I’ve included above an example of an actual Mozart clip which I use as training data. I’m using midi files, which I transform into a numerical array. Here they’ve been translated back to midi, and then to wav format for display on this blog. Unfortunately in this process, I lose any information about dynamics (how loud or soft the notes should be), and any slight variations in timing. Clearly both the training data and generated output will sound more convincing if performed by an actual pianist, since the pianist can make expressive but subtle timing changes, and would choose to emphasize some notes while keeping others in the background.
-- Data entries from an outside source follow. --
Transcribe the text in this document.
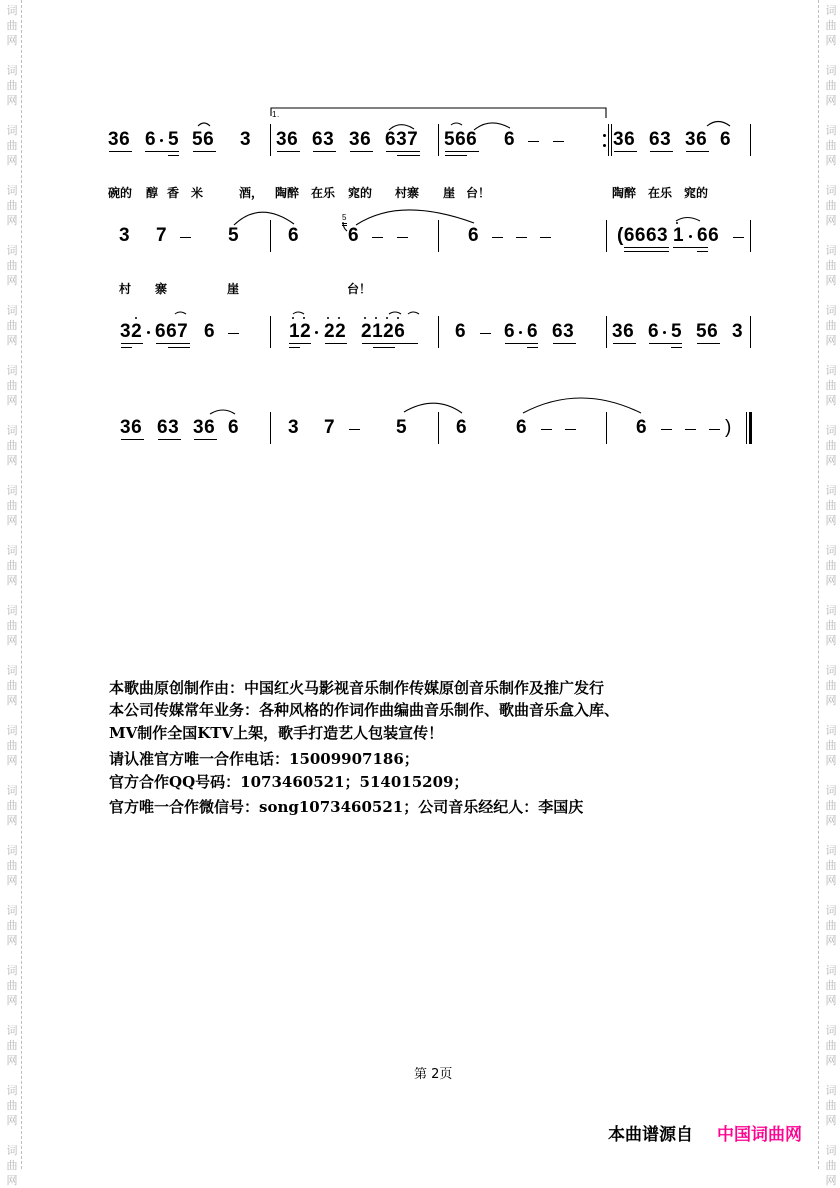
词
曲
网
词
曲
网
词
曲
网
词
曲
网
词
曲
网
词
曲
网
词
曲
网
词
曲
网
词
曲
网
词
曲
网
词
曲
网
词
曲
网
词
曲
网
词
曲
网
词
曲
网
词
曲
网
词
曲
网
词
曲
网
词
曲
网
词
曲
网
词
曲
网
词
曲
网
词
曲
网
词
曲
网
词
曲
网
词
曲
网
词
曲
网
词
曲
网
词
曲
网
词
曲
网
词
曲
网
词
曲
网
词
曲
网
词
曲
网
词
曲
网
词
曲
网
词
曲
网
词
曲
网
词
曲
网
词
曲
网
36 6 5 56 3 36 63 36 637 566 6	36 63 36 6
1.
碗的 醇 香 米	酒， 陶醉 在乐 窕的 村寨 崖 台！	陶醉 在乐 窕的
3 7	5	6
5
6	6	(6663 1 66
村 寨	崖	台！
32 667 6	12 22 2126	6 6 6 63 36 6 5 56 3
36 63 36 6	3 7	5	6	6	6	)
本歌曲原创制作由：中国红火马影视音乐制作传媒原创音乐制作及推广发行
本公司传媒常年业务：各种风格的作词作曲编曲音乐制作、歌曲音乐盒入库、
MV制作全国KTV上架，歌手打造艺人包装宣传！
请认准官方唯一合作电话：15009907186；
官方合作QQ号码：1073460521；514015209；
官方唯一合作微信号：song1073460521；公司音乐经纪人：李国庆
第 2页
本曲谱源自 中国词曲网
Imitating Romantic Period Piano Music
Training on Brahms, Schumann, and Rachmaninoff
Mozart composed his music in the late 1700s, when the piano keyboard range was smaller, and when harmonies were generally simpler and more predictable. Later composers such as Brahms, Schumann, and much later Rachmaninoff, were part of a Romantic music tradition. Here the piano had its full 88 keys, and musical structure became increasingly complex. Still, unlike later modern classical music, even an untrained listener can hear recognizable harmonies and patterns, and the notes don’t sound random.
I wanted to see how my model would handle the complexities of romantic music, and so I next trained on a corpus of Brahms, Schumann, and Rachmaninoff piano music (all drawn from the midi files available at Classical Archives). I find these results to be very fascinating and promising – even though the outputs aren’t as clear and polished, the model creates harmonies that are much more elaborate and varied, and it is predicting patterns that are reasonable (and as a pianist, I hear patterns that are distinctly unique to each composer).
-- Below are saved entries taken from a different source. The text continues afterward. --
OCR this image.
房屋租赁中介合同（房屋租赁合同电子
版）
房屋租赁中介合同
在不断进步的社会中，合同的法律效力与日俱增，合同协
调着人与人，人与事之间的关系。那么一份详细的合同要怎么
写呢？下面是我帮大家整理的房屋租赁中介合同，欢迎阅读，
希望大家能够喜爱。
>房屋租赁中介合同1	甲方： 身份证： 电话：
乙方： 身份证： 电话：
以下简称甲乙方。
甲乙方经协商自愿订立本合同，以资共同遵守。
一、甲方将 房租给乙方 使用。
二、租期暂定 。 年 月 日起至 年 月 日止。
I’ll describe my methods in more detail in a future blog post. Right now I’m experimenting with several new ideas (I’m using MIT’s music21 library to handle the midi files, but otherwise I’ve built these models from scratch). I’m still deep in the process of exploring what works well and what is in the way.
Moving forward, I’m going to continue to fine tune this project. I’ll try using a transformer architecture rather than this LSTM model. I’m also going to experiment with the way I transfer from midi to numerical array and back again. I’ll work on collecting more data and on pushing the Mozart generator to create increasingly varied patterns. I’m also interested to try generating music with multiple instruments (probably piano and violin, or else string trio).